Presently, however, her hand made a movement of almost electric swiftness, and the colour left her face as she seized a stout envelope directed in a hand of peculiar delicacy to ‘Arthur Heigham, Esq., care of Mrs. Carr, Madeira.’ Mildred knew the handwriting, she had seen it in Arthur’s pocket-book. It was Angela Caresfoot’s. Next to it there was another letter addressed to Arthur in a hand that she did not know, but bearing the same postmarks, ‘Bratham’ and ‘Roxham.’ She put them both aside, and then took up the thick letter and examined it. It had two peculiarities—first, it was open, having come unsealed in transit, and been somewhat roughly tied up with a piece of twine; and secondly, it contained some article of jewellery. Indeed, by dint of a little pressing on the outside paper, she was able to form a pretty accurate opinion as to what it was. It was a ring. If she had turned pale before when she saw the letter, she was paler still now.

“Heavens,” she thought, “why does she send him a ring? Has anything happened to her husband? If she is a free woman, I am lost.”

Mildred looked at the letter lying open before her, and a terrible temptation took possession of her. She took it up and put it down again, and then again she took it up, wiping the cold perspiration from her forehead.

“My whole life is at stake,” she thought.

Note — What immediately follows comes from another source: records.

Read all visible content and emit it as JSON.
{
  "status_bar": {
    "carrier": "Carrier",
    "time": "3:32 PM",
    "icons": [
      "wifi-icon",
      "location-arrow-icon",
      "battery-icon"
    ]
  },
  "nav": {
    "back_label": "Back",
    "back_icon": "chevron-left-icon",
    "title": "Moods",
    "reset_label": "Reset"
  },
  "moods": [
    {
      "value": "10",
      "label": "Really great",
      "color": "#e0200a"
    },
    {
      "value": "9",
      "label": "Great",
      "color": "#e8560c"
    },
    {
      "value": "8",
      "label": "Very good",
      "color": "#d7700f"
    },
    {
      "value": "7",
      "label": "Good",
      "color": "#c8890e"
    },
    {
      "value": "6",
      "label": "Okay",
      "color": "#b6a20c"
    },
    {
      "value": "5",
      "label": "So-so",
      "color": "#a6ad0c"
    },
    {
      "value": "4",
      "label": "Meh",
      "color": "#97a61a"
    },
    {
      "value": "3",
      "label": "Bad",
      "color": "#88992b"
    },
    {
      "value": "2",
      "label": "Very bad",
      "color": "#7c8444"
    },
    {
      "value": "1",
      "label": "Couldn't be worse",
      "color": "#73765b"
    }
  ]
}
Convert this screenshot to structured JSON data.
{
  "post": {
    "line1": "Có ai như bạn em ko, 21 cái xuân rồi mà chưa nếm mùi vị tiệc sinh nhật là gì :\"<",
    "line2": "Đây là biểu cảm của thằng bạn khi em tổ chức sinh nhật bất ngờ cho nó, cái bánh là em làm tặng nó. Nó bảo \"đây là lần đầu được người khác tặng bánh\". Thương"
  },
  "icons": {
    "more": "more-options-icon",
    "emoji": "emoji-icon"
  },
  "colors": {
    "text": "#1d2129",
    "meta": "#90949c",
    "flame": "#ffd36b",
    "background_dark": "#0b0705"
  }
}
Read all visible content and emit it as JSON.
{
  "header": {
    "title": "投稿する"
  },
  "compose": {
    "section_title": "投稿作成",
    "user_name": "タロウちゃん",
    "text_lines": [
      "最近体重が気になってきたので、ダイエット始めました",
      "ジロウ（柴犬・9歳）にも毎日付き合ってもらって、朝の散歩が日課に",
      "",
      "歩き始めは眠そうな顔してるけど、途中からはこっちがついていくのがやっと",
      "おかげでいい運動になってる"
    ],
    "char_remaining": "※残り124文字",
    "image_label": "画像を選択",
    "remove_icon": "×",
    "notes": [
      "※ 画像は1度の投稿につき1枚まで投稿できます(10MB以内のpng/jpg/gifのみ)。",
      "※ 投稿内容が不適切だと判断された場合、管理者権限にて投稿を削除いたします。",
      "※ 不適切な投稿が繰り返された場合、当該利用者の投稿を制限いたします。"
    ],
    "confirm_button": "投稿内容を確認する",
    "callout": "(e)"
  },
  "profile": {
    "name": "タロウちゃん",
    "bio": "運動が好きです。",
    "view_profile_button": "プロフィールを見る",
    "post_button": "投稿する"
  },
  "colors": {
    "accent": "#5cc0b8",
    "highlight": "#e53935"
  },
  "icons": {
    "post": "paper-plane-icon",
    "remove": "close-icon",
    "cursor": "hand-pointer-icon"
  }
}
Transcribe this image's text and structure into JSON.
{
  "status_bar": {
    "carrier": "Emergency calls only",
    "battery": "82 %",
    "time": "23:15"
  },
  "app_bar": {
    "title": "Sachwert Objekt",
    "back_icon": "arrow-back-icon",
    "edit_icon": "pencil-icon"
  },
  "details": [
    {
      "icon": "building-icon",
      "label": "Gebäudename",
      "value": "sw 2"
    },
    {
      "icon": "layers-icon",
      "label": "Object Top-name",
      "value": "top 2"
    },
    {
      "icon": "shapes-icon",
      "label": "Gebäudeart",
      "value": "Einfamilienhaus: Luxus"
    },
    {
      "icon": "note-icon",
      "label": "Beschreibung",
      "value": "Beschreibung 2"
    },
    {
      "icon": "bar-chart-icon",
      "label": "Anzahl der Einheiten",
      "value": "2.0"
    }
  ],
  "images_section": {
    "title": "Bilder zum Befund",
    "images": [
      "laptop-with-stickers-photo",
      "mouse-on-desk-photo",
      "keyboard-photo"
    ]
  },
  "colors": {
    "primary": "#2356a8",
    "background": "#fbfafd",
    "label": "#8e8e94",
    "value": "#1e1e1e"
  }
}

Then she hesitated no longer, but, taking the letter, slipped off the piece of twine, and drew its contents from the envelope. The first thing to fall out, wrapped in a little cotton-wool, was the ring. She looked at it, and recognized it as Arthur’s engagement ring, the same that Lady Bellamy had taken with her. Then, putting aside the statement, she deliberately unfolded the letter, and read it.

Do not think too hardly of her, my reader. The temptation was very sore. But, when one yields to temptation, retribution is not unfrequently hard upon its track, and it would only have been necessary to watch Mildred’s face to see that, if she had sinned, the sin went hand in hand with punishment. In turn, it took an expression of astonishment, grief, awe, and despair. She read the letter to the last word, then she took the statement, and glanced through it, smiling once or twice as she read. Next she replaced everything in the envelope, and, taking it, together with the other letter addressed to Arthur, unbuttoned the top of her loose-bodied white dress, and placed them in her bosom.

“It is over,” she said to herself. “I can never marry him now. That woman is as far above me as the stars, and, sooner or later, he would find it all out. He must go, ah, God! he must go to marry her. Why should I not destroy these letters, and marry him to-morrow? bind him to me by a tie that no letters can ever break? What! purchase his presence at the price of his daily scorn? Oh, such water is too bitter for me to drink! I have sinned against you, Arthur, but I will sin no more. Good-bye, my dear, good-bye.”

And she laid her throbbing head upon the rail of the verandah, and wept bitterly.